Concernant la grandeur de la plage, je m'inscris en faux. Ce n'est pas 65 mètres de plage, comme M. Hohl veut le laisser croire, que l'on pourrait développer à cet endroit; c'est bien plus. C'est ce qu'il y a aujourd'hui mais, actuellement, c'est le strict minimum qui a été réalisé. Il y aurait de quoi faire à cet endroit, et ce n'est pas 65 mètres. Je rappelle qu'il y a 12 000 m2 en tout - je dis bien 12 000 m2. J'ai entendu dire par certains membres de la majorité, de l'Entente, que c'était un «jardin pour nains». Moi, des jardins pour nains comme cela, je m'en satisferais largement. Ce n'est pas 150 à 200 personnes que l'on pourrait mettre sur cette plage. Allez voir du côté du Reposoir ! La plage n'est pas beaucoup plus grande, et vous dites qu'il peut y avoir jusqu'à 2000 personnes. Donc entre 2000 et 150 à 200 personnes, je pense qu'il y a une différence qui n'est pas tout à fait juste dans vos calculs.
Quant à l'accessibilité au lac, sur la rive droite en tout cas... Sur la rive gauche, c'est vrai que nous avons voté pour la plage dite «Cramer» du côté des Eaux-Vives, mais sur la rive droite, il n'y a pratiquement rien.
Pour terminer, je vous rappellerai tout de même que vous militez à fond pour une grande traversée du lac. Or où aboutirait cette grande traversée du lac sur la rive droite ? Elle partirait du Vengeron, donc sur la seule plage qui existe hormis le Reposoir. Par conséquent, il faut absolument trouver un moyen d'échange à ce niveau. Pour cela, la parcelle de Rive-Belle est inespérée pour la population genevoise.
Le président. Merci, Monsieur le rapporteur. La parole est à M. Stauffer.
M. Eric Stauffer (MCG), rapporteur de troisième minorité. Merci, Monsieur le président. Je suis le rapporteur de la troisième minorité, vous auriez pu passer la parole à M. Bertinat...
Le président. Vous étiez inscrit avant ! A tout seigneur, tout honneur, Monsieur le rapporteur ! (Brouhaha.)
M. Eric Stauffer. Très bien.
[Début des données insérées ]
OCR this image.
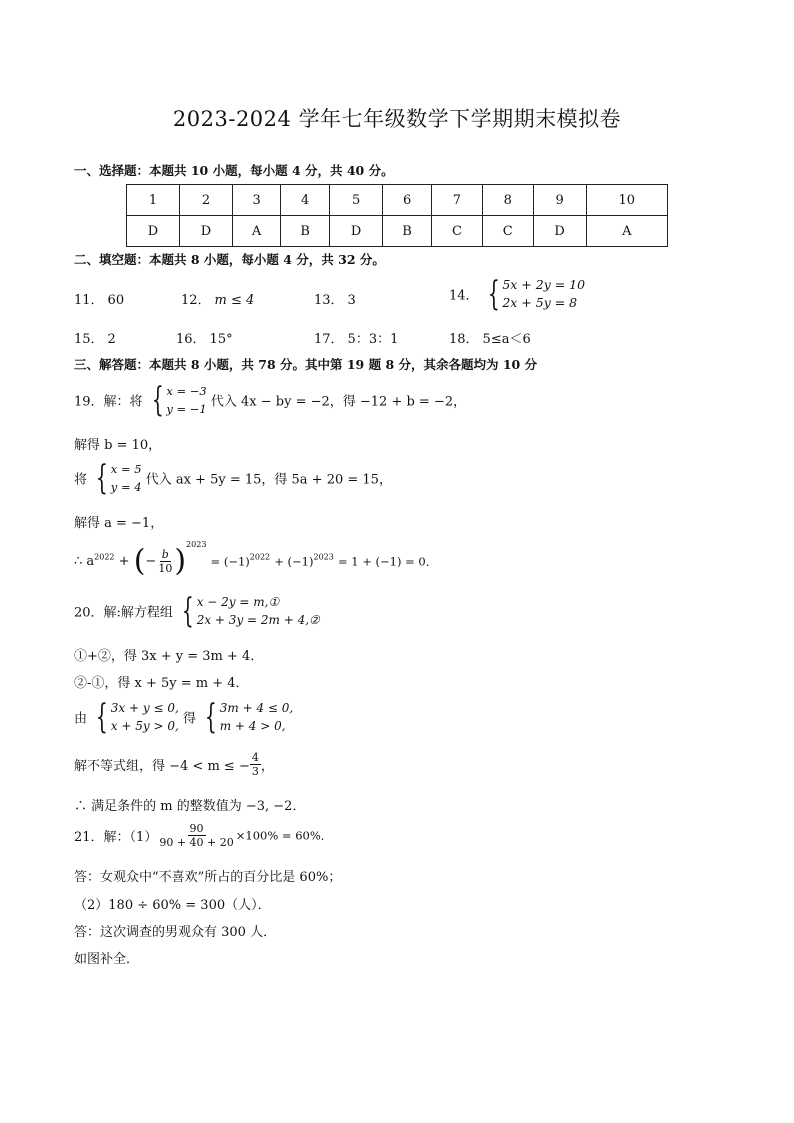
2023-2024 学年七年级数学下学期期末模拟卷
一、选择题：本题共 10 小题，每小题 4 分，共 40 分。
1	2	3	4	5	6	7	8	9	10
D	D	A	B	D	B	C	C	D	A
二、填空题：本题共 8 小题，每小题 4 分，共 32 分。
11． 60	12． m ≤ 4	13． 3	14． { 5x + 2y = 10
2x + 5y = 8
15． 2	16． 15°	17． 5：3：1	18． 5≤a＜6
三、解答题：本题共 8 小题，共 78 分。其中第 19 题 8 分，其余各题均为 10 分
19．解：将 { x = −3
y = −1 代入 4x − by = −2，得 −12 + b = −2，
解得 b = 10，
将 { x = 5
y = 4 代入 ax + 5y = 15，得 5a + 20 = 15，
解得 a = −1，
∴ $a^{2022}$ + (− $\frac{b}{10} )^{2023} = (-1)^{2022} + (-1)^{2023} = 1 + (-1) = 0$．
20．解:解方程组 { x − 2y = m,①
2x + 3y = 2m + 4,②
①+②，得 3x + y = 3m + 4．
②-①，得 x + 5y = m + 4．
由 { 3x + y ≤ 0,
x + 5y > 0, 得 { 3m + 4 ≤ 0,
m + 4 > 0,
解不等式组，得 −4 < m ≤ − $\frac{4}{3}$ ，
∴ 满足条件的 m 的整数值为 −3, −2．
21．解：$(1) \frac{90}{90 + 40 + 20} \times 100\% = 60\%$．
答：女观众中“不喜欢”所占的百分比是 60%；
（2）180 ÷ 60% = 300（人）．
答：这次调查的男观众有 300 人．
如图补全．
Evidemment, nous allons soutenir ce projet de loi, parce que nous estimons important pour les Genevois qu'il puisse y avoir des endroits, des endroits d'exception, qui soient accessibles. Je vais vous lire les premiers paragraphes de mon rapport de minorité à la page 18 pour bien illustrer mes propos. (Commentaires. Le président agite la cloche.) «Mesdames et Messieurs les députés, un cadre idyllique, lieu de détente incroyable, contacts poussés avec la nature, arbres centenaires, vue directe sur le Petit-Lac et le massif du Mont-Blanc, une magnifique maison du début du XIXe siècle, avec une magnifique plage aux eaux turquoises et tempérées, sur le ponton mon fils prend ses premiers cours de planche à voile. Voilà où j'ai passé ce dimanche après-midi en famille, goûtant un pique-nique et barbotant dans les eaux du lac.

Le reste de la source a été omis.